By size alone, the rally deserved a story in the Times. But this wasn’t just one isolated US demonstration; it was part of a global call for protest against the ongoing assault on Gaza, which by January 13 had killed nearly 24,000, 70% of the victims being women and children. Times editors were surely aware that large anti-Israel, pro-Palestinian demonstrations were occurring around the US and the world (Al Jazeera, 1/13/24).
Even more newsworthy than the number of demonstrators and simultaneous global actions was the reality that this was the second mass action in DC in two months. In both cases, the lead organizers were Palestinian or US Muslim pro-Palestinian organizations.
Also newsworthy was that those two demonstrations both prominently featured activists from Jewish Voice for Peace (Newsweek, 1/13/24), a leftist anti-Zionist organization that claims to have some 400,000 members. This unique sponsorship marks a huge development after the two decades of widespread US Islamophobia that followed the 9/11 attacks, as well as a rare political alliance between US Muslims and anti-Zionist American Jews.

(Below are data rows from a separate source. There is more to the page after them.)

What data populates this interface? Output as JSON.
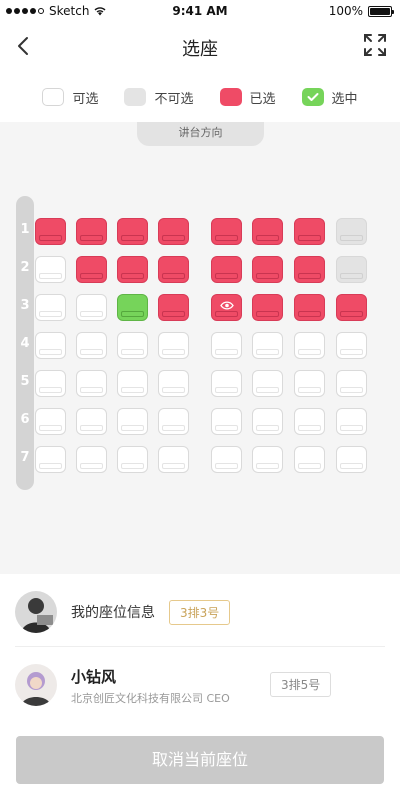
{
  "status_bar": {
    "carrier": "Sketch",
    "time": "9:41 AM",
    "battery": "100%"
  },
  "nav": {
    "title": "选座"
  },
  "legend": [
    {
      "label": "可选",
      "kind": "available"
    },
    {
      "label": "不可选",
      "kind": "unavailable"
    },
    {
      "label": "已选",
      "kind": "sold"
    },
    {
      "label": "选中",
      "kind": "selected"
    }
  ],
  "stage_label": "讲台方向",
  "row_numbers": [
    "1",
    "2",
    "3",
    "4",
    "5",
    "6",
    "7"
  ],
  "seat_rows": [
    [
      "sold",
      "sold",
      "sold",
      "sold",
      "sold",
      "sold",
      "sold",
      "unavailable"
    ],
    [
      "available",
      "sold",
      "sold",
      "sold",
      "sold",
      "sold",
      "sold",
      "unavailable"
    ],
    [
      "available",
      "available",
      "selected",
      "sold",
      "sold-viewing",
      "sold",
      "sold",
      "sold"
    ],
    [
      "available",
      "available",
      "available",
      "available",
      "available",
      "available",
      "available",
      "available"
    ],
    [
      "available",
      "available",
      "available",
      "available",
      "available",
      "available",
      "available",
      "available"
    ],
    [
      "available",
      "available",
      "available",
      "available",
      "available",
      "available",
      "available",
      "available"
    ],
    [
      "available",
      "available",
      "available",
      "available",
      "available",
      "available",
      "available",
      "available"
    ]
  ],
  "my_seat": {
    "label": "我的座位信息",
    "seat": "3排3号"
  },
  "other_user": {
    "name": "小钻风",
    "company": "北京创匠文化科技有限公司 CEO",
    "seat": "3排5号"
  },
  "cancel_button": "取消当前座位",
  "colors": {
    "sold": "#ef4b66",
    "selected": "#76d45a",
    "unavailable": "#e3e3e3",
    "accent_gold": "#c9a35a"
  }
}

Surely all this deserved an article in the the nation’s leading newspaper.
True to form
John Hess
The Times has a long history of ignoring or minimizing the newsworthiness of anti-war protests. As the late John Hess, a career New York Times journalist, wrote of the paper’s coverage of protest against the Vietnam War in his tell-all book about working for the paper, titled My Times: A Memoir of Dissent (Seven Stories Press, 2003):
The Times’ coverage of the Indochina war, as indeed all its news coverage, may be viewed as a battleground. On the one hand (to employ a favorite Times usage), a handful of reporters did noble work; on the other hand, editors reined them in, toned down reporting on the peace movement, passed up chances to break the news of the My Lai massacre, and followed the basic administration line on peace terms to the bitter end.
Journalist Jeff Cohen, a longtime media critic (and founder of FAIR), says:
The Times has a long-standing bias against activists and protests—especially if the protests are against US foreign policy, and especially if the Times is supportive or apologetic about official policy—which is most of the time. Totally ignoring the January 13 protest, to me, is not unusual. Times coverage has a bias that views politics as happening in the suites (or at election time), but certainly not in the streets. Public protests in which the US president is being labeled a genocide-enabler or mass murderer by unofficial actors—i.e., not elite politicians—are rarely going to make it into the news pages of the Times.
A former Times reporter recalls:
The NYT‘s coverage of protests has long been sporadic, hit and miss. Some editors would say, “Just because people are out there protesting doesn’t necessarily warrant a story. If the underlying subject or controversy is important, then we will cover that—that’s more important than covering the protest.”
This former Times reporter adds:
One annual protest that the Times covers almost religiously is the annual anti-abortion protest on each January anniversary of Roe v. Wade. it was never clear why Times pays so much more attention to that than to many other protests.
Indeed, true to form, the Times (1/19/24), after apparently deciding that the huge January 13 pro-Gaza protest didn’t warrant a story, less than a week later devoted 1,500 words to an annual March for Life anti-abortion rally on the National Mall, said to have been attended by “thousands.”